An exact test for Hardy–Weinberg equilibrium (HWE) performed on the samples of 1,950 unrelated parent pairs indicated that the genotype distributions did not deviate from HWE at all 24 loci (P > 0.05) (Table S6). Allele frequencies were stationary. Ignoring the multiple-step mutations (for more than 95% of mutations were single step, described below), allele mutation probability was proportional to the allele frequency [23]. To assess the relationship between allele sizes and allele mutation probability, a ratio of mutation counts versus allele proportion was calculated for short, moderate, and long allele sizes, respectively (Table S5). The results showed that the ratio of long alleles is greater than short and moderate alleles provided that mutation was observed in the long allele category. Considering that the loci without mutation of long alleles may result from limited mutational events (D13S317, D16S539, D3S1358, and Penta D) or too small allele proportion in the population (D13S325), we conclude that the long alleles have a higher allelic mutational probability than short alleles.

The vast majority of mutations (189/195 = 96.92%) were one-step events over all loci, while five mutations were two step (5/195 = 2.56%), and one mutation was three step (0.51%). Single-step changes were strongly favored over multiple-step changes (Table S4).

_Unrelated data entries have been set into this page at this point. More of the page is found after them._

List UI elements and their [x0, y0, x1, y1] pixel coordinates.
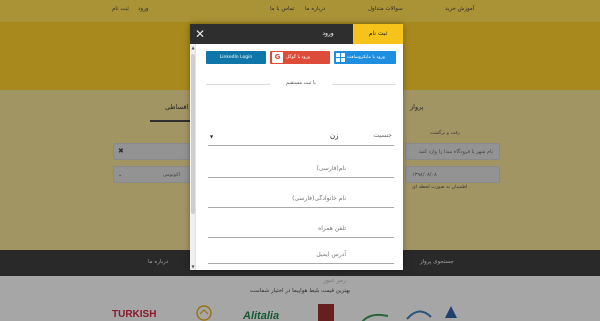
gender-select[interactable]: ▼ زن جنسیت: [208, 128, 394, 146]
tab-login[interactable]: ورود: [308, 24, 348, 44]
modal-header: ✕ ورود ثبت نام: [190, 24, 403, 44]
modal-scrollbar[interactable]: ▲ ▼: [190, 44, 196, 270]
last-name-placeholder: نام خانوادگی(فارسی): [292, 195, 346, 202]
password-field[interactable]: رمز عبور: [208, 272, 394, 284]
tab-register[interactable]: ثبت نام: [353, 24, 403, 44]
scroll-down-arrow-icon[interactable]: ▼: [190, 264, 196, 269]
linkedin-login-button[interactable]: LinkedIn Login: [206, 51, 266, 64]
scroll-thumb[interactable]: [191, 54, 195, 214]
first-name-placeholder: نام(فارسی): [316, 165, 346, 172]
last-name-field[interactable]: نام خانوادگی(فارسی): [208, 190, 394, 208]
google-login-button[interactable]: G ورود با گوگل: [270, 51, 330, 64]
auth-modal: ✕ ورود ثبت نام ▲ ▼ LinkedIn Login G ورود…: [190, 24, 403, 284]
microsoft-icon: [336, 53, 345, 62]
mobile-field[interactable]: تلفن همراه: [208, 220, 394, 238]
scroll-up-arrow-icon[interactable]: ▲: [190, 45, 196, 50]
microsoft-login-button[interactable]: ورود با مایکروسافت: [334, 51, 396, 64]
mobile-placeholder: تلفن همراه: [318, 225, 346, 232]
microsoft-login-label: ورود با مایکروسافت: [347, 55, 385, 60]
linkedin-login-label: LinkedIn Login: [219, 55, 253, 60]
dropdown-arrow-icon: ▼: [210, 134, 214, 139]
first-name-field[interactable]: نام(فارسی): [208, 160, 394, 178]
gender-value: زن: [330, 132, 339, 140]
email-field[interactable]: آدرس ایمیل: [208, 246, 394, 264]
gender-label: جنسیت: [373, 132, 392, 139]
divider-text: یا ثبت مستقیم: [270, 80, 332, 86]
close-icon[interactable]: ✕: [192, 25, 208, 43]
email-placeholder: آدرس ایمیل: [316, 251, 346, 258]
password-placeholder: رمز عبور: [323, 277, 346, 284]
google-login-label: ورود با گوگل: [286, 55, 311, 60]
google-icon: G: [272, 52, 283, 63]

Although the origin of 25 mutations remained unclear, 138 paternal and 32 maternal mutations could be determined under 80,712 paternal and 73,872 maternal allelic transfers, respectively (Table S4). The overall ratio of paternal versus maternal mutations was ∼4.3:1. This ratio was lower than that reported by some investigators [6, 15, 16, 20, 24], whereas an approximate ratio was observed by Xu et.al. [21] and Leopoldino and Pena [16]. These differences may have resulted from the variational characteristics at each STR loci.

In summary, the average mutation rate across all 24 loci in this study is compatible with other data [6, 15, 16]. Differentiation of locus-specific mutation rates between Chinese Han and other populations varies with loci. A correlation between the mutation rate and heterozygosity of STR was observed. Allelic mutational probability of long alleles is higher than short alleles. Mutation events were more frequent in the male than in the female germline. The vast majority of mutations can be explained by losses or gains of a single repeat unit. In general, gains are more common than losses, and there is a significant excess of losses in long alleles and gains in short alleles. With comparisons between relatives in relationship testing, mutational events can play an important role [25]. Our data in this study will be helpful for parentage testing and kinship analysis, such as deficient cases and mass disaster victim identification.